After losing my passport in the Madrid airport and then finding it, I was now faced with a new dilemma: How could I ever make it through this huge line for passport control in time to make my flight?
I ran ahead toward the front of the line. And there, right where I’d left him was the same official with whom I’d spoken before. I held up my passport. Again, the look of disbelief, but this time in a good way. Others were clamoring for his attention but thankfully, he understood my dilemma and asked them to wait. He told me to follow him as he walked to the head of the line and made way for me four people back from the front. Again, my words of gratitude couldn’t convey my appreciation.

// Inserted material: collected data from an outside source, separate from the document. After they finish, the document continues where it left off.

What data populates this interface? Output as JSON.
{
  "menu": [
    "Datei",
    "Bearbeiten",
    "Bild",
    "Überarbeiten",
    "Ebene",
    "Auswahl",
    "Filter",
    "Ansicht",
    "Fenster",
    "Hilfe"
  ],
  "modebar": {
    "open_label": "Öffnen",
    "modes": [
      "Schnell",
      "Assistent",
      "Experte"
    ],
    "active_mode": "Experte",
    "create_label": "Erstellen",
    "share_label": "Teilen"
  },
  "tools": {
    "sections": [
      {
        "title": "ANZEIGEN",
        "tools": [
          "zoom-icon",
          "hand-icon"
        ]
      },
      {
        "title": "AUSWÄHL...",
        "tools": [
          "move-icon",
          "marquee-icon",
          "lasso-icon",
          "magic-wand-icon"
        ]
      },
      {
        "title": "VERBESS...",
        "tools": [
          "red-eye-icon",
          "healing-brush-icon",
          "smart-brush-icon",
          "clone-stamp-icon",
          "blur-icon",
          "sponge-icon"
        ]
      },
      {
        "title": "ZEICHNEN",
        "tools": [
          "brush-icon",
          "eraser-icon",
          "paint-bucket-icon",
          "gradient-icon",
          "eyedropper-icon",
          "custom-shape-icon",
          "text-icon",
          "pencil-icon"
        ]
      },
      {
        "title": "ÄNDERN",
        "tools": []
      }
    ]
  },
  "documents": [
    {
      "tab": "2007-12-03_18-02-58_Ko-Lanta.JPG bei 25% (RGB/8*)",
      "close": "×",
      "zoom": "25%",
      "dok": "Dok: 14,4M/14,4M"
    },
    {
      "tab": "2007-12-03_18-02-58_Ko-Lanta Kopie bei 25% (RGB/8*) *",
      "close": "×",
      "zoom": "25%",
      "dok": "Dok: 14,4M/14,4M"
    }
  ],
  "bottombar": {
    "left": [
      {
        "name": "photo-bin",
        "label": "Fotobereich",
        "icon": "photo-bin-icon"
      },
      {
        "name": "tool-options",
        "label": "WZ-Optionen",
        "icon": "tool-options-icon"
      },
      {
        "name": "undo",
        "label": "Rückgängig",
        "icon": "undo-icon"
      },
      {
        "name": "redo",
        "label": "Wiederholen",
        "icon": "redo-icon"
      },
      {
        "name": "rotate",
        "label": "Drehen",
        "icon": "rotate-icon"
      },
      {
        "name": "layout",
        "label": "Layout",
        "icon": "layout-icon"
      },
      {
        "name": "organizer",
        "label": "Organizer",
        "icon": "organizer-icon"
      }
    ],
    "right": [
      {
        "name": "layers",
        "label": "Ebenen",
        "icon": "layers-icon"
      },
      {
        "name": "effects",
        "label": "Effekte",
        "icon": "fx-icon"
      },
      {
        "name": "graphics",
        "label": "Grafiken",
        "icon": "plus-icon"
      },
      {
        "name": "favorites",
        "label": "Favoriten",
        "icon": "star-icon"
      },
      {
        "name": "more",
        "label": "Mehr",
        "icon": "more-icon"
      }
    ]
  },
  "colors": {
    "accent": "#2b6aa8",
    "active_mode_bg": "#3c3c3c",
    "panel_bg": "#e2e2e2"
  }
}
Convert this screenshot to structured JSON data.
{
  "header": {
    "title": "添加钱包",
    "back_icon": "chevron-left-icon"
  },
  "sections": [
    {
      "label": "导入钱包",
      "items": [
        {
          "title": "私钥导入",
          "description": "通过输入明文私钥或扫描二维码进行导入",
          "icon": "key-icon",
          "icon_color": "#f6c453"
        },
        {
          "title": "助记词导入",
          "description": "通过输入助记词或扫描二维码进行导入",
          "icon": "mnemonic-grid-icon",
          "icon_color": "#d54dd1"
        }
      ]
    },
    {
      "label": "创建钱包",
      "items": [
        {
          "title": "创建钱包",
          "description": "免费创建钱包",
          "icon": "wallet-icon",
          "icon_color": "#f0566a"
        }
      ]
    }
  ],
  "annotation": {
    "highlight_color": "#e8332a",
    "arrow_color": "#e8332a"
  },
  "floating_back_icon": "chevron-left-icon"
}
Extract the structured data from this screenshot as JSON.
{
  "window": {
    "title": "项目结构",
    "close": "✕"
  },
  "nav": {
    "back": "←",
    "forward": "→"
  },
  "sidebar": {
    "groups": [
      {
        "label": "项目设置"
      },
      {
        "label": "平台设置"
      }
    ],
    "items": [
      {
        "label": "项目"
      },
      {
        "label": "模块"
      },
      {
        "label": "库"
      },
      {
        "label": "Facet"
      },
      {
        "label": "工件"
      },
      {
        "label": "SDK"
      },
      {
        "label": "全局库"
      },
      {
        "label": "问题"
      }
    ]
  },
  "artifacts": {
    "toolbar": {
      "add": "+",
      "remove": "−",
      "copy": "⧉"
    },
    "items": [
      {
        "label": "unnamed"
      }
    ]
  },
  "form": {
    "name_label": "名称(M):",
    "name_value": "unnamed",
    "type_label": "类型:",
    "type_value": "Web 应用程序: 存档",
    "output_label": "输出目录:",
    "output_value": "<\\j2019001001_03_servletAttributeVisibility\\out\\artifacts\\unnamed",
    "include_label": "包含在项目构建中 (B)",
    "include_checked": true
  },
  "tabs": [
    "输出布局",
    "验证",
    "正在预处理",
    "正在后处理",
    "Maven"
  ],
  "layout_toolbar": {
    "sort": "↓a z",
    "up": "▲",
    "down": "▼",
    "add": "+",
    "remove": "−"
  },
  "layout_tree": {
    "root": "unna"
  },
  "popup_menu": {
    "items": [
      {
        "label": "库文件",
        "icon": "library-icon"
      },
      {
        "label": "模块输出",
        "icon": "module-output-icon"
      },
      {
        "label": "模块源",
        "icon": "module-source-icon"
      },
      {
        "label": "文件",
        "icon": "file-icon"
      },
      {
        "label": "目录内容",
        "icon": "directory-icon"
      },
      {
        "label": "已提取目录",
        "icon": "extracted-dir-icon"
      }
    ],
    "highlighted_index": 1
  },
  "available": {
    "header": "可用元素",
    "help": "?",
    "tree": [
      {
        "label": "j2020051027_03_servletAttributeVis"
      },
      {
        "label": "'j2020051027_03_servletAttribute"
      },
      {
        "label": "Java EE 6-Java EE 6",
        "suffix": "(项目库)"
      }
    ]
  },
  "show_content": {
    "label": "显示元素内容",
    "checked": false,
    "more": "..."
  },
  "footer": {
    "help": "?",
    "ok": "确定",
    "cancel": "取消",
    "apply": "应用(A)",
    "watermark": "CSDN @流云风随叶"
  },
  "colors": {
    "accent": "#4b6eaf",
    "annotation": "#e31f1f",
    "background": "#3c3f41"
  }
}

Appreciation was not what the guy behind me was feeling. I heard him mutter something in English, not to me but to a couple taking way too long chatting with the immigration officer. I apologized for cutting in line but explained my situation. He said that he had arrived three hours earlier and still might not make his flight either. It’s a good reminder that even if you don’t lose your passport at the airport, getting through the airport for international flights can take far more time than you expect, especially during busy travel times or periods of heightened security.
The two of us waited anxiously and then, finally, the passport control official waved me forward. A few questions, the thunk of the immigration stamp and suddenly, I was back in motion, running down the concourse. The signs told me it would take 20 minutes to reach my gate. I halved that and made it to the gate three minutes before departure time.
Somehow, against all odds, I had made my flight.
I had prayed all the way through this process and all I could tell my relieved family when they saw me on the plane was, “God is so good.” And for the next hour as we took off and I finally settled down after this whole fiasco, all I could do was praise God for his kindness and grace. There was no doubt in my mind that God had performed a miracle. He had pulled the needle from the haystack and opened the doors to get me on this flight.
But as we cruised westward at 38,000 feet, something began to change. I replayed the scenario over and over. What was a miracle a few minutes ago became a carefully plotted explanation of how it all occurred. My passport likely got caught inside the X-ray machine. Someone found it and handed it to the right person to go in their equivalent of a “lost and found” pile. I worked through enough people to finally find the one who knew of this and voila! I had my passport back. And getting back on time? It was just smart on my part to have found the same guy who had helped me before.
In no time at all, I had explained away my miracle.
How can that be? How? Because I do it all the time. The Madrid airport was just a more dramatic example of how God comes through for me all the time in situations big and small. And at first, I am grateful. But soon after, I forget what really happened. I forget grace. Or more specifically, I choose to believe more in my own explanations than to concede that maybe, just maybe, God is real and active and concerned about things like lost passports. Or rather, the impact that lost passports have on his children, people he cares for so deeply.
I pray for miracles and when they happen, I am quick to dismiss them. The rational side of me isn’t comfortable with the possibility of divine intervention and mystery. But here’s the coda of this story.
I may have forgotten grace in the comfort of that flight home. But now, when other crises occur or I awake at 3 a.m. with some concern that no rationalizing can salve, I think back on my passport. It has become more than a government document now, a means of clearing borders. It is a symbol.
It represents answered prayer, God’s coming through in difficult straights. But most of all, it symbolizes that I am not alone however much I may explain away God’s presence and intervention into this material realm. I cannot prove God. But neither will I disprove him by refusing to believe that he still acts, intercedes and loves. That little blue passport book is a testament to a grace that continues when I remember it and even when I don’t.
It’s a symbol that at the end of all of this, it’s not just a passport that was found.